Dormagen: Auf der Flucht im Himalaja
Maria von Blumencron erzählt die tragischen und bewegenden Geschichten von Fluchthelfern in Tibet.
Dormagen. Es war ein Abend voller Emotionen. Einige Tränen flossen, viele Gäste der Lesung von Maria von Blumencron waren bestürzt über das, was sie sahen, berührt hat es vermutlich alle. Das Raphaelshaus und die Buchhandlung Seitenweise hatten zu der Veranstaltung unter dem Thema "Auf Wiedersehen Tibet - Auf der Flucht durch Eis und Schnee" geladen. Sie ist die dritte gemeinsame Veranstaltung der Reihe "Vorbilder".
"Eine ganz außergewöhnliche Frau", kündigte Hans Scholten vom Raphaelshaus an, und er sollte Recht behalten.
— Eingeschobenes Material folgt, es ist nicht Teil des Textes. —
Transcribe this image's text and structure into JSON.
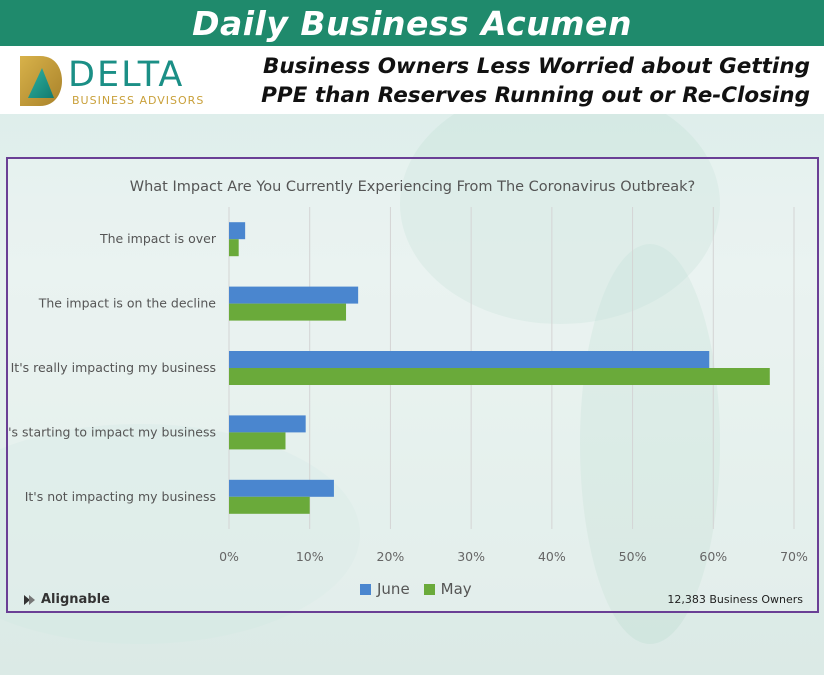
{
  "banner": {
    "title": "Daily Business Acumen"
  },
  "logo": {
    "word": "DELTA",
    "sub": "BUSINESS ADVISORS"
  },
  "headline": {
    "line1": "Business Owners Less Worried about Getting",
    "line2": "PPE than Reserves Running out or Re-Closing"
  },
  "source": {
    "name": "Alignable",
    "icon": "alignable-logo-icon"
  },
  "footnote": "12,383 Business Owners",
  "colors": {
    "june": "#4a86cf",
    "may": "#6aaa3a",
    "frame": "#6a3f95",
    "banner": "#1f8a6c"
  },
  "chart_data": {
    "type": "bar",
    "orientation": "horizontal",
    "title": "What Impact Are You Currently Experiencing From The Coronavirus Outbreak?",
    "categories": [
      "The impact is over",
      "The impact is on the decline",
      "It's really impacting my business",
      "It's starting to impact my business",
      "It's not impacting my business"
    ],
    "series": [
      {
        "name": "June",
        "color": "#4a86cf",
        "values": [
          2,
          16,
          59.5,
          9.5,
          13
        ]
      },
      {
        "name": "May",
        "color": "#6aaa3a",
        "values": [
          1.2,
          14.5,
          67,
          7,
          10
        ]
      }
    ],
    "xlim": [
      0,
      70
    ],
    "ticks": [
      "0%",
      "10%",
      "20%",
      "30%",
      "40%",
      "50%",
      "60%",
      "70%"
    ],
    "grid": true,
    "legend": "bottom"
  }
}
Die zierliche Dame mit den roten langen Haaren und dem schlichten schwarzen Outfit schaffte es, mit ihrer Stimme, ihren Bildern, Klängen und Geschichten eine Welt vor dem inneren Auge entstehen zu lassen.
Maria von Blumencrons erstes Buch befasst sich mit der Flucht von sechs tibetischen Kindern, die sie auf ihrem Weg von Tibet über den Himalaja nach Indien begleitete. In ihrem neuesten Werk schildert sie nun die Geschichte eines tibetischen Fluchthelfers in der Zeitspanne von 1949 bis 2000. Ihre Präsentation dieser Geschichte war mehr als eine Lesung.
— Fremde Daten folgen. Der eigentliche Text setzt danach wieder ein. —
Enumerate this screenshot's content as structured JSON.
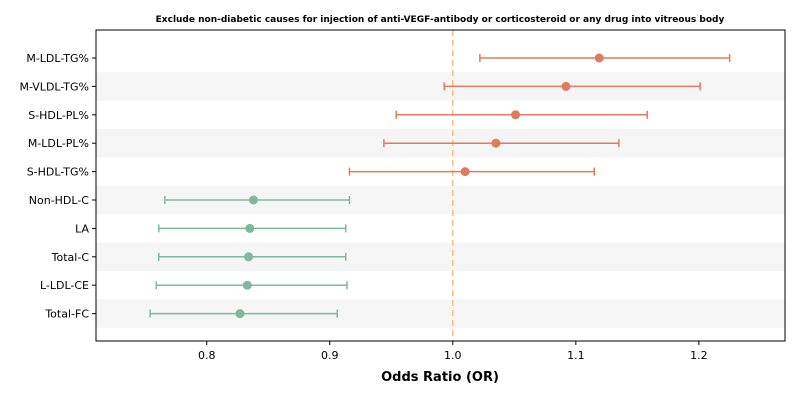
{
  "chart_data": {
    "type": "forest",
    "title": "Exclude non-diabetic causes for injection of anti-VEGF-antibody or corticosteroid or any drug into vitreous body",
    "xlabel": "Odds Ratio (OR)",
    "ylabel": "",
    "xlim": [
      0.71,
      1.27
    ],
    "xticks": [
      0.8,
      0.9,
      1.0,
      1.1,
      1.2
    ],
    "xtick_labels": [
      "0.8",
      "0.9",
      "1.0",
      "1.1",
      "1.2"
    ],
    "reference_line": 1.0,
    "grid": false,
    "row_striping": true,
    "colors": {
      "positive": "#E07B5F",
      "negative": "#7FB89E",
      "reference": "#F5C07A",
      "stripe": "#F5F5F5"
    },
    "rows": [
      {
        "label": "M-LDL-TG%",
        "or": 1.119,
        "lower": 1.022,
        "upper": 1.225,
        "group": "positive"
      },
      {
        "label": "M-VLDL-TG%",
        "or": 1.092,
        "lower": 0.993,
        "upper": 1.201,
        "group": "positive"
      },
      {
        "label": "S-HDL-PL%",
        "or": 1.051,
        "lower": 0.954,
        "upper": 1.158,
        "group": "positive"
      },
      {
        "label": "M-LDL-PL%",
        "or": 1.035,
        "lower": 0.944,
        "upper": 1.135,
        "group": "positive"
      },
      {
        "label": "S-HDL-TG%",
        "or": 1.01,
        "lower": 0.916,
        "upper": 1.115,
        "group": "positive"
      },
      {
        "label": "Non-HDL-C",
        "or": 0.838,
        "lower": 0.766,
        "upper": 0.916,
        "group": "negative"
      },
      {
        "label": "LA",
        "or": 0.835,
        "lower": 0.761,
        "upper": 0.913,
        "group": "negative"
      },
      {
        "label": "Total-C",
        "or": 0.834,
        "lower": 0.761,
        "upper": 0.913,
        "group": "negative"
      },
      {
        "label": "L-LDL-CE",
        "or": 0.833,
        "lower": 0.759,
        "upper": 0.914,
        "group": "negative"
      },
      {
        "label": "Total-FC",
        "or": 0.827,
        "lower": 0.754,
        "upper": 0.906,
        "group": "negative"
      }
    ]
  }
}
Es war vielmehr ein multimediales Abenteuer mit Worten, Bildern, Musik und Filmausschnitten, das eher einem bebilderten Hörspiel glich. Die erfahrene Schauspielerin schaffte es dabei, durch Mimik, Gestik und Stimme ihren ohnehin sehr bildhaften Szenen noch mehr Substanz zu geben.
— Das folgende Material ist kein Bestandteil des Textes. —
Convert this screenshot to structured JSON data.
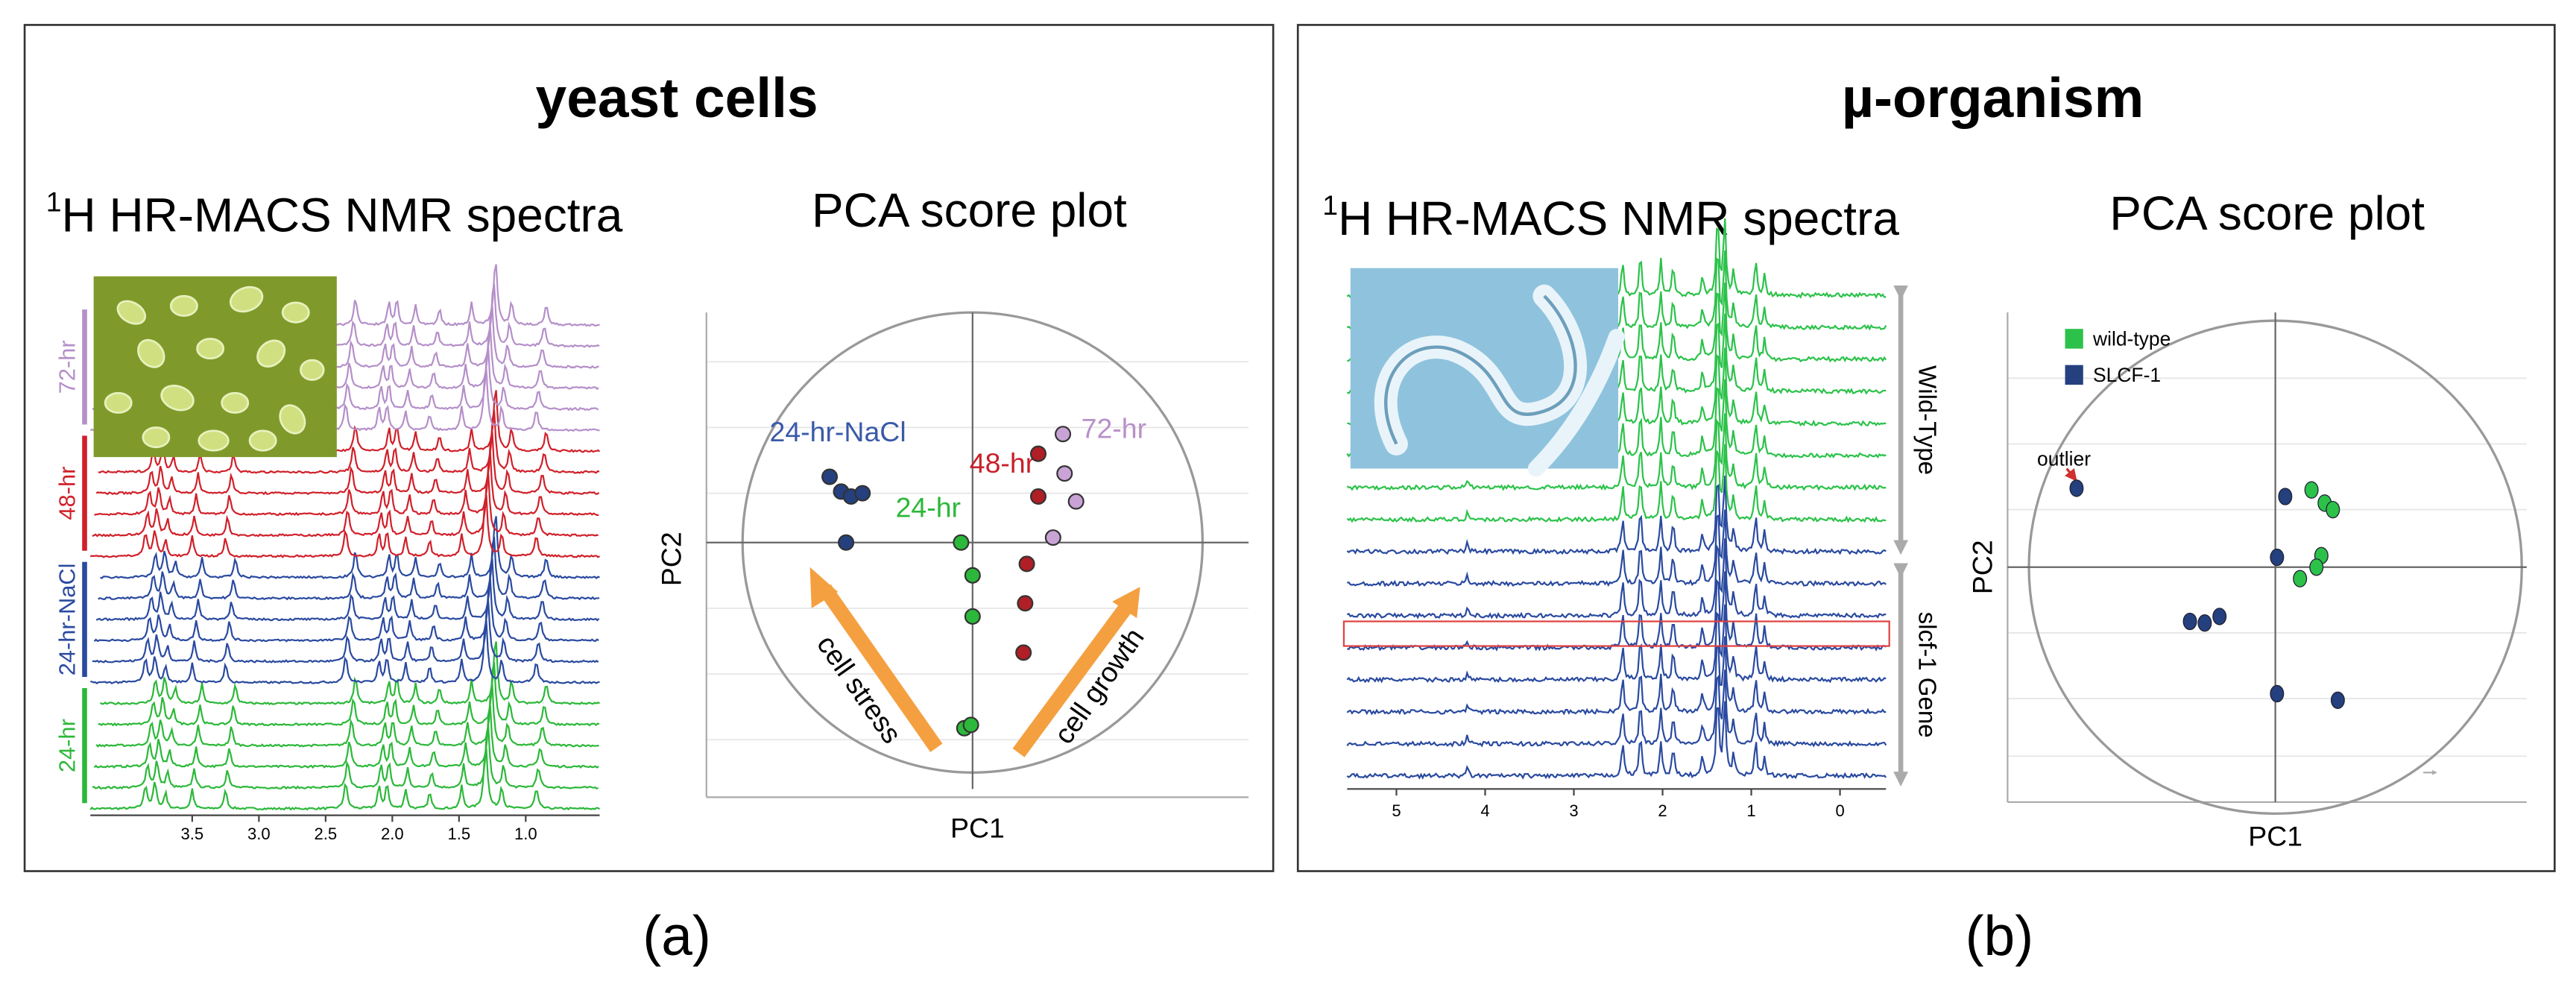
{
  "panels": [
    {
      "label": "(a)",
      "title": "yeast cells",
      "spectra": {
        "title_sup": "1",
        "title": "H HR-MACS NMR spectra",
        "groups": [
          "72-hr",
          "48-hr",
          "24-hr-NaCl",
          "24-hr"
        ],
        "ticks": [
          "3.5",
          "3.0",
          "2.5",
          "2.0",
          "1.5",
          "1.0"
        ]
      },
      "pca": {
        "title": "PCA score plot",
        "xlabel": "PC1",
        "ylabel": "PC2",
        "labels": [
          "24-hr-NaCl",
          "24-hr",
          "48-hr",
          "72-hr"
        ],
        "arrows": [
          "cell stress",
          "cell growth"
        ]
      }
    },
    {
      "label": "(b)",
      "title": "µ-organism",
      "spectra": {
        "title_sup": "1",
        "title": "H HR-MACS NMR spectra",
        "groups": [
          "Wild-Type",
          "slcf-1 Gene"
        ],
        "ticks": [
          "5",
          "4",
          "3",
          "2",
          "1",
          "0"
        ]
      },
      "pca": {
        "title": "PCA score plot",
        "xlabel": "PC1",
        "ylabel": "PC2",
        "legend": [
          "wild-type",
          "SLCF-1"
        ],
        "annotation": "outlier"
      }
    }
  ]
}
Auch wenn die Fotos vom "Dach der Welt" und den Gletschern des Himalajas eine romantische Wildnis zeigen, sind die Geschichten, die Maria von Blumencron erzählt, alles andere als idyllisch. Sie erzählt davon, dass tibetische Eltern ihre Kinder nach Indien schicken, damit ihnen der Dalai Lama im Exil eine Ausbildung und Zukunft geben kann. Sie vertrauen sie Fluchthelfern an, die sie über einen 6000 hohen Grenzpass über den Himalaja nach Nepal bringen.
Jedes Jahr treten etwa 1000Kinder auf Geheiß ihrer Eltern diesen Weg an, geplagt von Angst, Heimweh, Hunger und Durst, Kälte und der Notwendigkeit, den unmenschlichen Marsch zu überleben. Nicht alle Kinder erreichen ihr Ziel. Sie erfrieren, verdursten oder werden von den Grenzpatrouillen aufgegriffen. "Das Bild eines erfrorenen Mädchens hatte mich sehr berührt, und ich musste herausfinden, warum Eltern so etwas tun", erinnert sich Blumencron an die Geburtsstunde der Idee vor zehn Jahren, die tibetischen Kinder aufzusuchen.
Die Schilderungen dieser beschwerlichen Reise, bei der die Kinder mehrere Tage zum Teil ohne Proviant und Gepäck unterwegs sind, rührte viele Zuhörer zu Tränen. Auch die Fluchthelfer riskieren bei jeder illegalen Überquerung des Passes ihr Leben.
Nicht selten tragen sie die Kinder auf ihrem Rücken durch den hüfttiefen Schnee, am Rande ihrer Kräfte. Hinzu kommt, dass ihnen jederzeit die Inhaftierung in chinesische Gefängnisse droht. "Auch ich wurde mehrere Tage inhaftiert, aber im Vergleich zu der Folter und den Zuständen, von denen mir tibetische Freunde berichteten, ist das kaum der Rede wert", sagt Maria von Blumencron.
Das Thema Tibet ist aktuell wie noch nie, doch nur wenige Europäer haben einen solchen Einblick in das Leben des Landes geworfen wie Maria von Blumencron: "Dass nun der Druck auf China wächst, ist gut, denn es ist besser, als wenn Tibet in Agonie verfallen würde." Auch die Solidarität des Westens mit Tibet sei ein gutes Zeichen, wenn auch nicht abzusehen sei, ob und wie China auf Dauer reagiere.